人間の頭なら握り潰せる大きさの掌の群れが、浅江へと迫る。

場所は空中。回避は、不可能。


 千手観音、または千手観世音菩薩。

文字通り千の手を持つ菩薩、仏である。

前述した長源寺の本尊ほんぞんもこの千手観音なのであるが、そこにはとある逸話が存在する。
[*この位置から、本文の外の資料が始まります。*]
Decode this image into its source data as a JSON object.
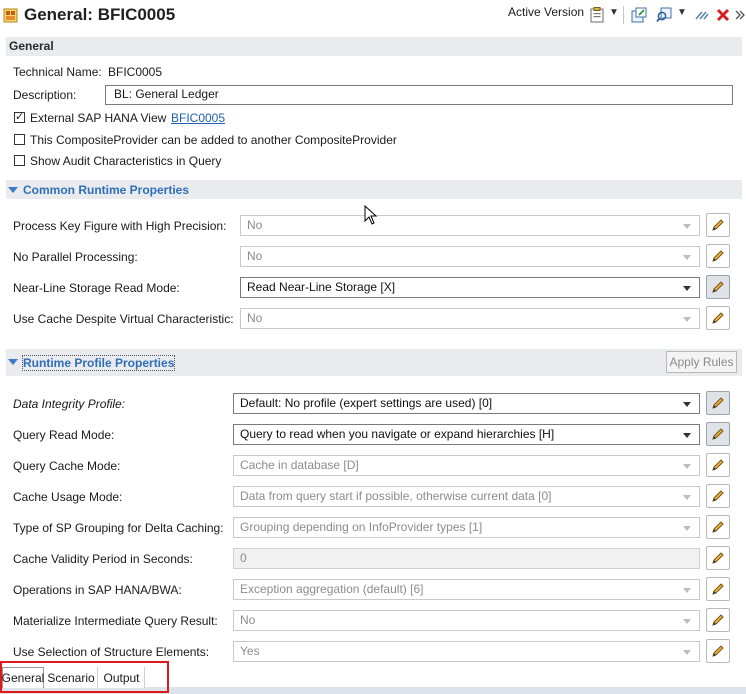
{
  "title": {
    "text": "General: BFIC0005",
    "active_version": "Active Version"
  },
  "toolbar": {
    "icons": [
      "clipboard-icon",
      "chevron-down-icon",
      "export-icon",
      "search-icon",
      "chevron-down-icon",
      "pin-icon",
      "close-icon",
      "more-icon"
    ]
  },
  "general": {
    "section_title": "General",
    "technical_name_label": "Technical Name:",
    "technical_name_value": "BFIC0005",
    "description_label": "Description:",
    "description_value": "BL: General Ledger",
    "external_view_label": "External SAP HANA View",
    "external_view_link": "BFIC0005",
    "external_view_checked": true,
    "composite_label": "This CompositeProvider can be added to another CompositeProvider",
    "composite_checked": false,
    "audit_label": "Show Audit Characteristics in Query",
    "audit_checked": false
  },
  "common_runtime": {
    "section_title": "Common Runtime Properties",
    "rows": [
      {
        "label": "Process Key Figure with High Precision:",
        "value": "No",
        "enabled": false
      },
      {
        "label": "No Parallel Processing:",
        "value": "No",
        "enabled": false
      },
      {
        "label": "Near-Line Storage Read Mode:",
        "value": "Read Near-Line Storage [X]",
        "enabled": true
      },
      {
        "label": "Use Cache Despite Virtual Characteristic:",
        "value": "No",
        "enabled": false
      }
    ]
  },
  "runtime_profile": {
    "section_title": "Runtime Profile Properties",
    "apply_rules": "Apply Rules",
    "rows": [
      {
        "label": "Data Integrity Profile:",
        "value": "Default: No profile (expert settings are used) [0]",
        "enabled": true,
        "italic": true
      },
      {
        "label": "Query Read Mode:",
        "value": "Query to read when you navigate or expand hierarchies [H]",
        "enabled": true
      },
      {
        "label": "Query Cache Mode:",
        "value": "Cache in database [D]",
        "enabled": false
      },
      {
        "label": "Cache Usage Mode:",
        "value": "Data from query start if possible, otherwise current data [0]",
        "enabled": false
      },
      {
        "label": "Type of SP Grouping for Delta Caching:",
        "value": "Grouping depending on InfoProvider types [1]",
        "enabled": false
      },
      {
        "label": "Cache Validity Period in Seconds:",
        "value": "0",
        "enabled": false,
        "readonly_field": true
      },
      {
        "label": "Operations in SAP HANA/BWA:",
        "value": "Exception aggregation (default) [6]",
        "enabled": false
      },
      {
        "label": "Materialize Intermediate Query Result:",
        "value": "No",
        "enabled": false
      },
      {
        "label": "Use Selection of Structure Elements:",
        "value": "Yes",
        "enabled": false
      }
    ]
  },
  "tabs": [
    "General",
    "Scenario",
    "Output"
  ]
}
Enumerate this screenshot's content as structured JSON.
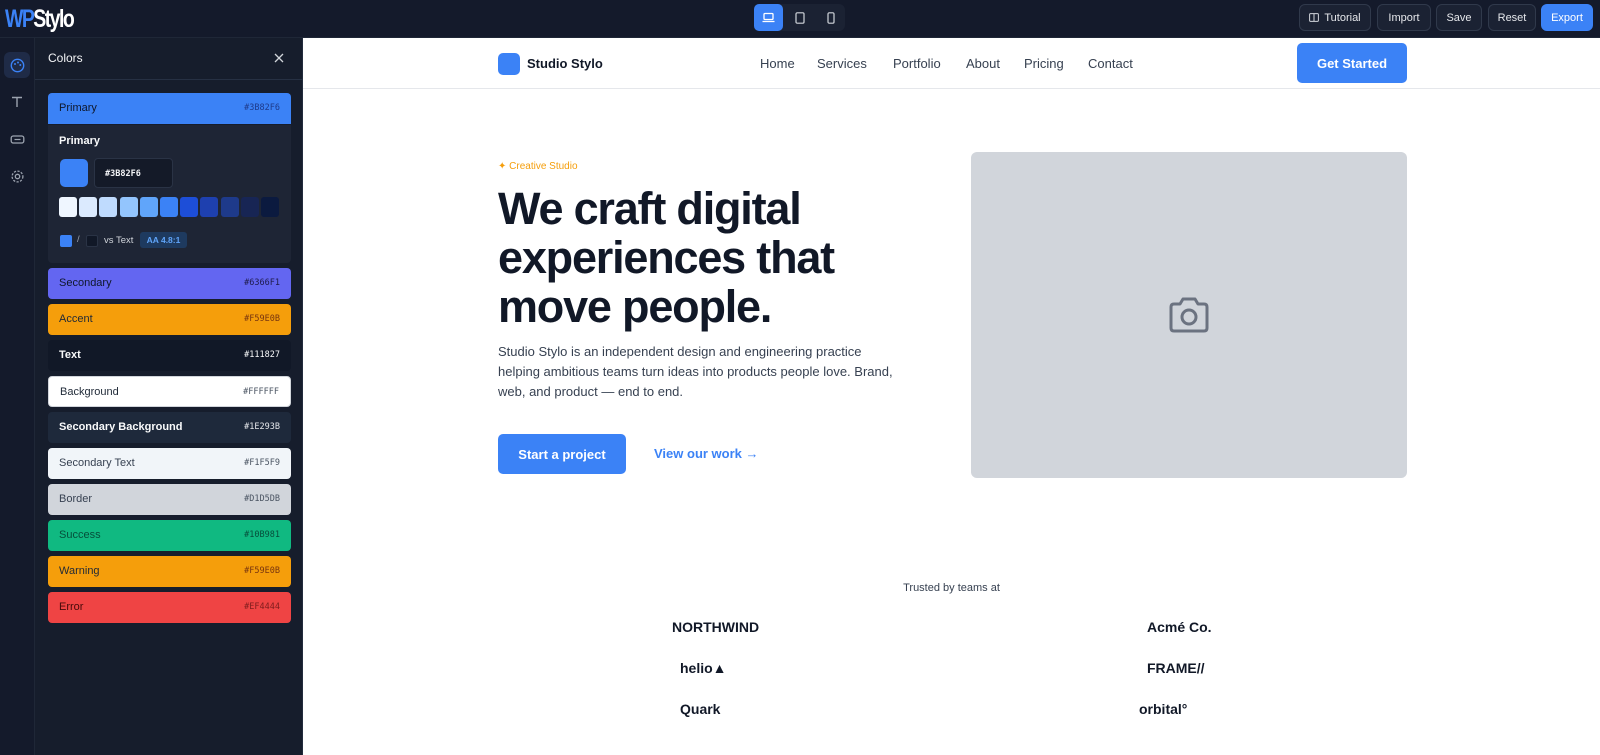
{
  "app": {
    "logo_left": "WP",
    "logo_right": "Stylo",
    "devices": [
      {
        "name": "desktop",
        "active": true
      },
      {
        "name": "tablet",
        "active": false
      },
      {
        "name": "mobile",
        "active": false
      }
    ],
    "buttons": {
      "tutorial": "Tutorial",
      "import": "Import",
      "save": "Save",
      "reset": "Reset",
      "export": "Export"
    },
    "accent": "#3B82F6"
  },
  "rail": [
    {
      "icon": "palette-icon",
      "active": true
    },
    {
      "icon": "typography-icon",
      "active": false
    },
    {
      "icon": "button-icon",
      "active": false
    },
    {
      "icon": "gear-icon",
      "active": false
    }
  ],
  "panel": {
    "title": "Colors",
    "expanded": {
      "label": "Primary",
      "hex": "#3B82F6",
      "shades": [
        "#EFF6FF",
        "#DBEAFE",
        "#BFDBFE",
        "#93C5FD",
        "#60A5FA",
        "#3B82F6",
        "#1D4ED8",
        "#1E40AF",
        "#1E3A8A",
        "#172554",
        "#0B1A3F"
      ],
      "contrast_fg": "#3B82F6",
      "contrast_bg": "#111827",
      "contrast_slash": "/",
      "contrast_label": "vs Text",
      "contrast_badge": "AA 4.8:1"
    },
    "colors": [
      {
        "name": "Primary",
        "hex": "#3B82F6",
        "bg": "#3B82F6",
        "fg": "#0F172A",
        "hexfg": "#1E3A8A",
        "border": ""
      },
      {
        "name": "Secondary",
        "hex": "#6366F1",
        "bg": "#6366F1",
        "fg": "#0F172A",
        "hexfg": "#1E1B4B",
        "border": ""
      },
      {
        "name": "Accent",
        "hex": "#F59E0B",
        "bg": "#F59E0B",
        "fg": "#1F2937",
        "hexfg": "#78350F",
        "border": ""
      },
      {
        "name": "Text",
        "hex": "#111827",
        "bg": "#111827",
        "fg": "#F9FAFB",
        "hexfg": "#F9FAFB",
        "border": ""
      },
      {
        "name": "Background",
        "hex": "#FFFFFF",
        "bg": "#FFFFFF",
        "fg": "#1F2937",
        "hexfg": "#4B5563",
        "border": "#D1D5DB"
      },
      {
        "name": "Secondary Background",
        "hex": "#1E293B",
        "bg": "#1E293B",
        "fg": "#F9FAFB",
        "hexfg": "#E5E7EB",
        "border": ""
      },
      {
        "name": "Secondary Text",
        "hex": "#F1F5F9",
        "bg": "#F1F5F9",
        "fg": "#374151",
        "hexfg": "#4B5563",
        "border": ""
      },
      {
        "name": "Border",
        "hex": "#D1D5DB",
        "bg": "#D1D5DB",
        "fg": "#374151",
        "hexfg": "#4B5563",
        "border": ""
      },
      {
        "name": "Success",
        "hex": "#10B981",
        "bg": "#10B981",
        "fg": "#064E3B",
        "hexfg": "#064E3B",
        "border": ""
      },
      {
        "name": "Warning",
        "hex": "#F59E0B",
        "bg": "#F59E0B",
        "fg": "#1F2937",
        "hexfg": "#78350F",
        "border": ""
      },
      {
        "name": "Error",
        "hex": "#EF4444",
        "bg": "#EF4444",
        "fg": "#450A0A",
        "hexfg": "#7F1D1D",
        "border": ""
      }
    ]
  },
  "site": {
    "brand": "Studio Stylo",
    "nav": [
      "Home",
      "Services",
      "Portfolio",
      "About",
      "Pricing",
      "Contact"
    ],
    "cta": "Get Started",
    "eyebrow": "✦ Creative Studio",
    "hero_title": "We craft digital experiences that move people.",
    "hero_body": "Studio Stylo is an independent design and engineering practice helping ambitious teams turn ideas into products people love. Brand, web, and product — end to end.",
    "primary_button": "Start a project",
    "secondary_link": "View our work →",
    "trusted_label": "Trusted by teams at",
    "logos": [
      "NORTHWIND",
      "Acmé Co.",
      "helio▲",
      "FRAME//",
      "Quark",
      "orbital°"
    ]
  }
}
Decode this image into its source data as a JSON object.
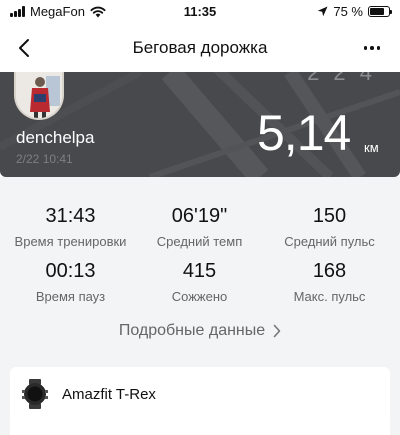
{
  "status_bar": {
    "carrier": "MegaFon",
    "time": "11:35",
    "battery_percent_label": "75 %",
    "battery_level": 0.75,
    "icons": [
      "signal-icon",
      "wifi-icon",
      "location-arrow-icon",
      "battery-icon"
    ]
  },
  "nav": {
    "title": "Беговая дорожка",
    "icons": [
      "back-chevron-icon",
      "more-icon"
    ]
  },
  "workout": {
    "username": "denchelpa",
    "date": "2/22 10:41",
    "distance": "5,14",
    "distance_unit": "км",
    "cropped_text": "2 2 4"
  },
  "stats": [
    {
      "value": "31:43",
      "label": "Время тренировки"
    },
    {
      "value": "06'19\"",
      "label": "Средний темп"
    },
    {
      "value": "150",
      "label": "Средний пульс"
    },
    {
      "value": "00:13",
      "label": "Время пауз"
    },
    {
      "value": "415",
      "label": "Сожжено"
    },
    {
      "value": "168",
      "label": "Макс. пульс"
    }
  ],
  "details_link": "Подробные данные",
  "device": {
    "name": "Amazfit T-Rex",
    "icon": "watch-icon"
  }
}
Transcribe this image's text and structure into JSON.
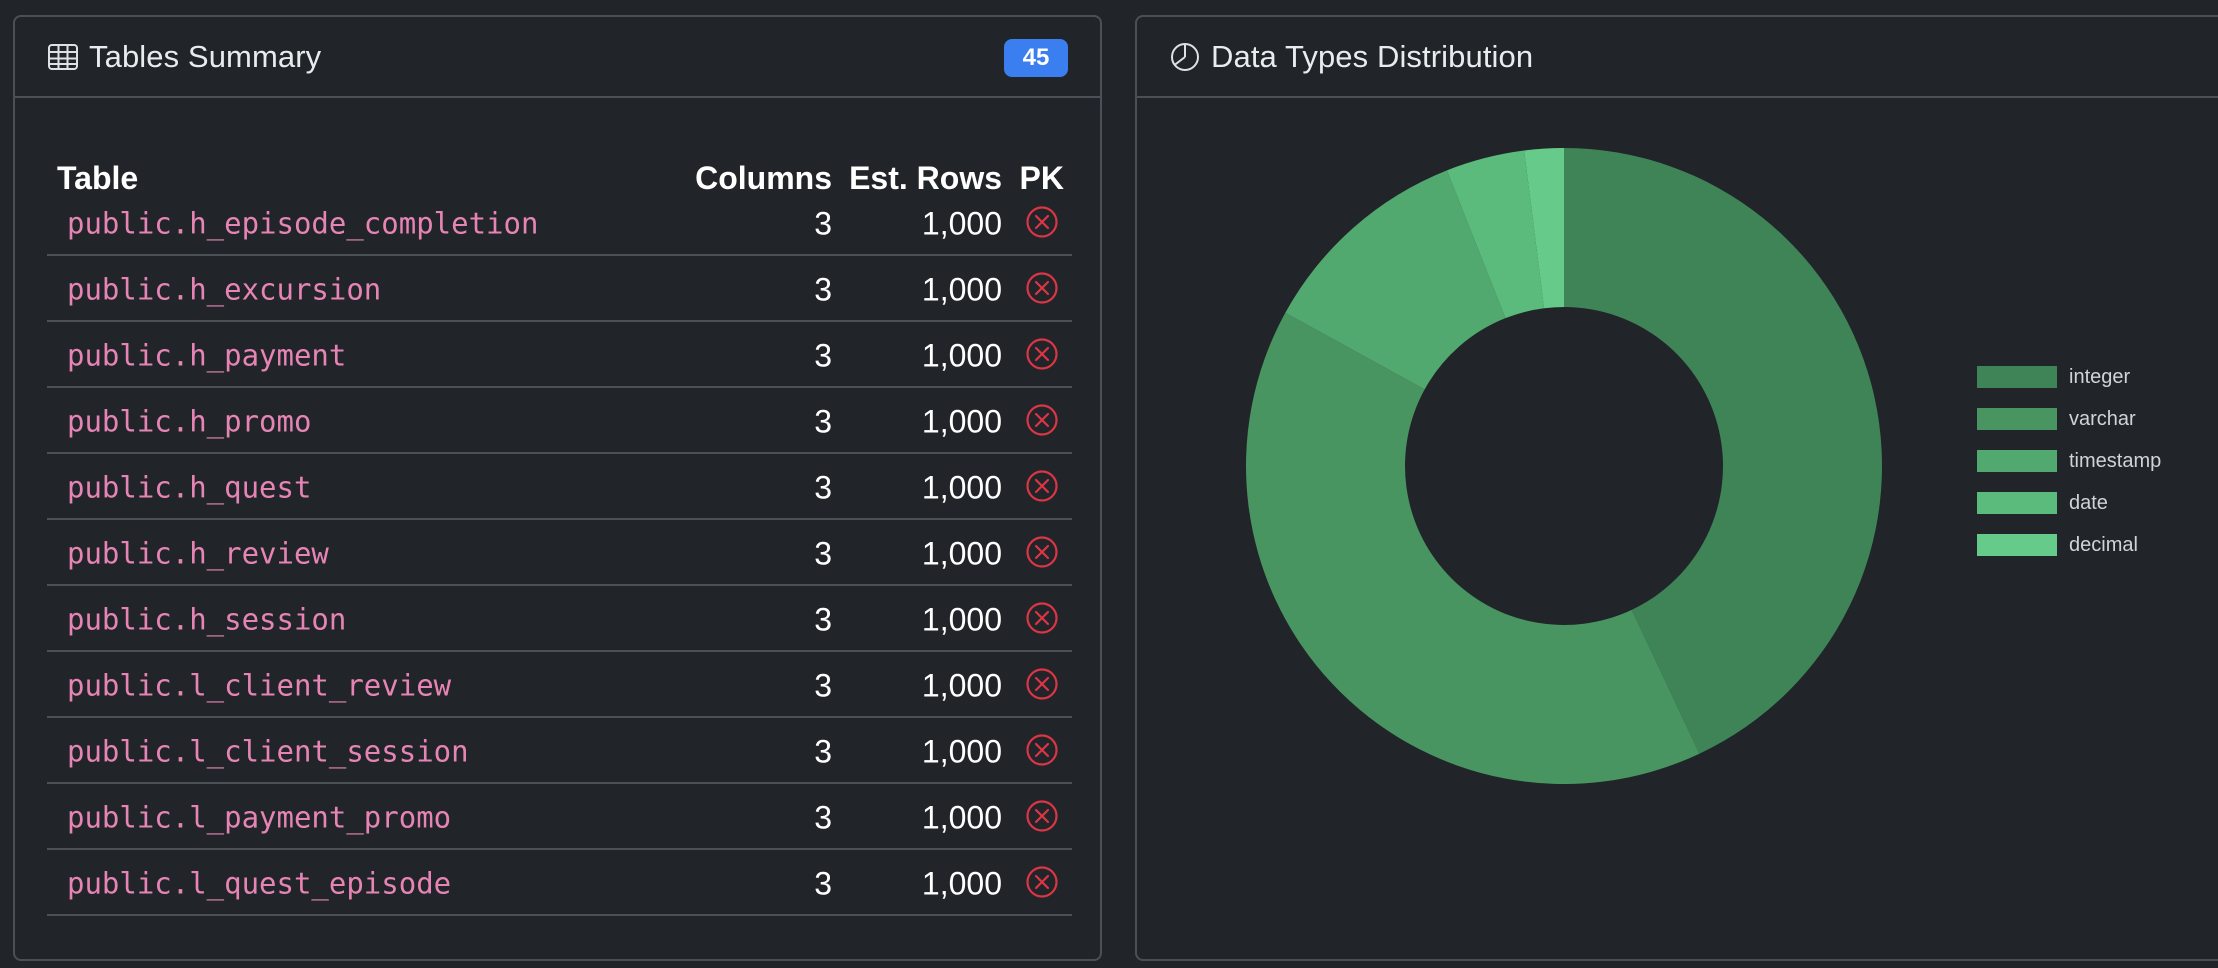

退治された蟹坊主の死骸から、千手観音の姿が立ち現れたのだそうである。

それに感激した法印が、千手観音を本尊として長源寺に祀ったと言われている。

つまり、


「拙僧の中には、千手観音様が居られるのだ」


 脚を捕まれ宙吊りになった浅江に、蟹坊主が語りかける。


「御姿の残り香に過ぎぬがな」


 その言葉の通り、法陣から伸びる千手の腕は、水面みなもの像の様に揺らいでいる。

だがそれでも、その腕はしかと浅江を掴んで放さない。

宙に吊られた浅江の鼻先に、錫杖が突き付けられる。

シャリン、と澄んだ音。


しまいだ妖狩。

 後は貴様を喰らいて、またこの身に破戒はかいを刻むのみよ」


 目と鼻の先で揺れる遊環。

だが浅江は、錫杖の輪越しに、静かに蟹坊主を見据えていた。

その眼差しに恐れは無く、悲観も無く、諦めも無い。

ただ研ぎ澄まされた刃の如き鋭さだけが、貫く光を帯びていた。


 浅江はまだ、負けては居なかった。


「貴様、何を……ッ!?」


 千人切の刀身から、靄が闇の中に吹き出した。

靄の正体は、妖刀の中で変質した妖気。

瞬く間に、対峙する二人は刀から溶け出た黒に包み込まれる。


 それは、妖刀千人切が内包する、『千を斬る』という概念の顕現けんげん


「『千人切せんにんぎり一居千刃いちいせんじん』」


 始まりは、一閃だった。

浅江の脚を掴んでいた手が一太刀の下に切り捨てられ、霧散した。

そして次にまた一閃が走り、錫杖の先が切り飛ばされた。

また、一閃。一閃。一閃。一閃。一閃……


 空間に広がる墨黒の靄から刃が次々と現れ、一太刀浴びせ、消える。

渦巻く刃の群れは、まるで黒い嵐。

最早千手の手は全て切り落とされ、頑丈な筈の甲殻ですら、続け様に放たれる斬撃の前に脆くも崩れ去っていく。

千人切の内からい出た妖気が、千の刃を形作る。

それは山田浅右衛門という一族が積み重ねてきた死の形であり、代々をかけて振るわれてきた処刑の刃。


「くッ……!これは……!」」


 何とか防ごうと上げた両の鋏が、砕け散っていく。

八の脚を全て壊され、甲羅の彼方此方あちこちにヒビを入れられ。

巨蟹は、最早もはやその体を保つ事も出来ず、崩壊する。


「南……無……」


 そして、蟹の体は消え、ドサリと男が落下した。

空中で回転し着地した浅江が、倒れる蟹坊主に歩み寄る。

千人切は、全ての妖気を放出しきり、再び白銀に戻っている。

そして浅江はそれを男の首元に当てると、黙って振り下ろした。


「勝ったよ」


 刀を一振り、腰に佩く。

札の向こうで息を呑んでいるトウカに、勝利の報告。

途端に、安堵のため息が漏れる。


『それは、何よりです。

 山田さん、怪我してないですか?痛いとこ無いですか?』


「うん。大丈夫」


 報告を終えた浅江は、足元に視線を落とす。

そこに、先程まで倒れていた蟹坊主は影も形も無い。

だが、それと引き換えに何か、白い紙が一枚、床に落ちた。

浅江はそれを拾い上げると、廃寺を後にする。


 夜は長く、まだ終わらない。

誰も知る事の無い夜が続いていく。

妖狩の少女は、静かに夜の街に消えていった。